Er wächst auf kargen Böden, braucht wenig Wasser und viel Sonne – perfekte Bedingungen für Griechenland.
-
Blüte: Mai bis Juni
-
Reifezeit: Oktober bis Januar
-
Ernte: meist per Hand oder mit Rüttelstäben und Netzen
-
Verarbeitung: innerhalb weniger Stunden in die Mühle, um Oxidation zu vermeiden
Die besten Öle entstehen aus kalter Pressung bei maximal 27 °C.
Dabei bleiben Geschmack und Vitamine erhalten – das Ergebnis ist „extra natives Olivenöl“ (extra virgin olive oil).
Herstellung von Olivenöl – Schritt für Schritt
-
Ernte: Von Hand oder maschinell, meist im Spätherbst.
-
Waschen & Zerkleinern: Die Oliven werden gewaschen und mit Kernen zerkleinert.
-
Kneten: Der Olivenbrei wird vorsichtig bewegt, damit sich das Öl trennt.
-
Pressung oder Zentrifugation: Das Öl wird vom Fruchtwasser getrennt.
-
Filtern & Abfüllen: Je nach Geschmack bleibt es naturtrüb oder wird gefiltert.
Traditionell erfolgte die Pressung mit Steinmühlen, heute meist mit modernen Zentrifugen. Viele kleine Betriebe kombinieren alte Methoden mit neuer Technik.

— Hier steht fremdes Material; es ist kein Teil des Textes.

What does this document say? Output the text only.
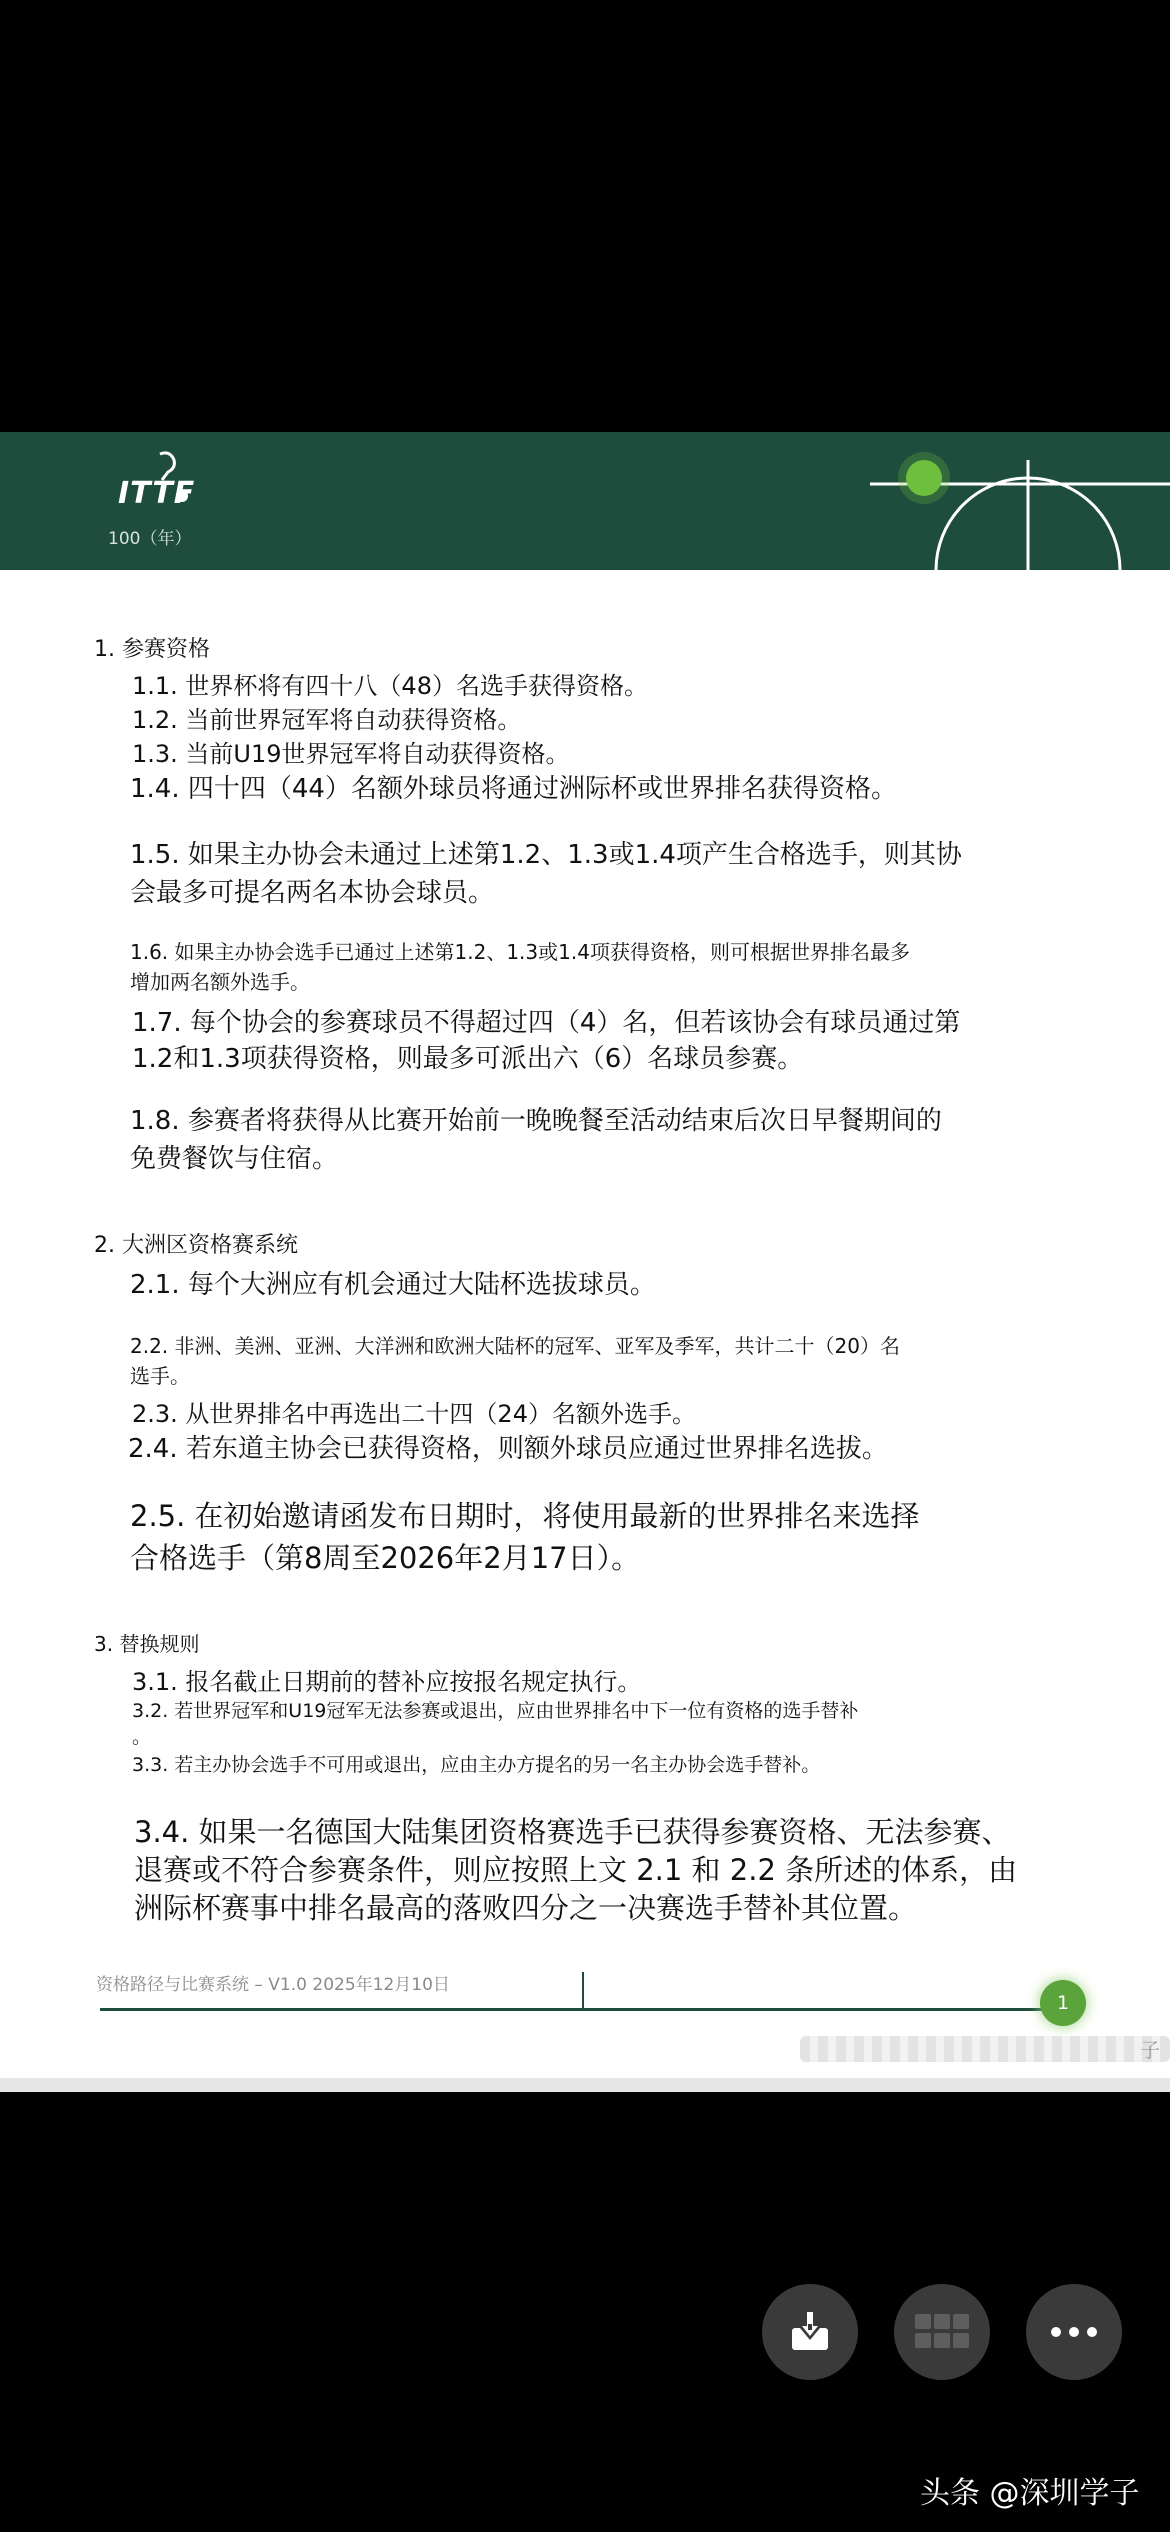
ITTF
100（年）
1. 参赛资格
1.1. 世界杯将有四十八（48）名选手获得资格。
1.2. 当前世界冠军将自动获得资格。
1.3. 当前U19世界冠军将自动获得资格。
1.4. 四十四（44）名额外球员将通过洲际杯或世界排名获得资格。
1.5. 如果主办协会未通过上述第1.2、1.3或1.4项产生合格选手，则其协
会最多可提名两名本协会球员。
1.6. 如果主办协会选手已通过上述第1.2、1.3或1.4项获得资格，则可根据世界排名最多
增加两名额外选手。
1.7. 每个协会的参赛球员不得超过四（4）名，但若该协会有球员通过第
1.2和1.3项获得资格，则最多可派出六（6）名球员参赛。
1.8. 参赛者将获得从比赛开始前一晚晚餐至活动结束后次日早餐期间的
免费餐饮与住宿。
2. 大洲区资格赛系统
2.1. 每个大洲应有机会通过大陆杯选拔球员。
2.2. 非洲、美洲、亚洲、大洋洲和欧洲大陆杯的冠军、亚军及季军，共计二十（20）名
选手。
2.3. 从世界排名中再选出二十四（24）名额外选手。
2.4. 若东道主协会已获得资格，则额外球员应通过世界排名选拔。
2.5. 在初始邀请函发布日期时，将使用最新的世界排名来选择
合格选手（第8周至2026年2月17日）。
3. 替换规则
3.1. 报名截止日期前的替补应按报名规定执行。
3.2. 若世界冠军和U19冠军无法参赛或退出，应由世界排名中下一位有资格的选手替补
。
3.3. 若主办协会选手不可用或退出，应由主办方提名的另一名主办协会选手替补。
3.4. 如果一名德国大陆集团资格赛选手已获得参赛资格、无法参赛、
退赛或不符合参赛条件，则应按照上文 2.1 和 2.2 条所述的体系，由
洲际杯赛事中排名最高的落败四分之一决赛选手替补其位置。
资格路径与比赛系统 – V1.0 2025年12月10日
1
子
头条 @深圳学子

Qualitätsstufen von Olivenöl
Bezeichnung | Säuregehalt | Qualität |
---|---|---|
Extra Nativ (Extra Virgin) | max. 0,8 % | höchste Qualität, kaltgepresst |
Nativ (Virgin) | bis 2 % | gut, aber weniger aromatisch |
Raffiniert | > 2 % | industriell gereinigt, kaum Geschmack |
Lampantöl | > 3,3 % | ungenießbar, nur technisch verwendbar |
Griechenland produziert fast ausschließlich extra natives Olivenöl, oft in kleinen Familienbetrieben.
Olivenöl in der griechischen Küche
Olivenöl ist das Herzstück der griechischen Küche.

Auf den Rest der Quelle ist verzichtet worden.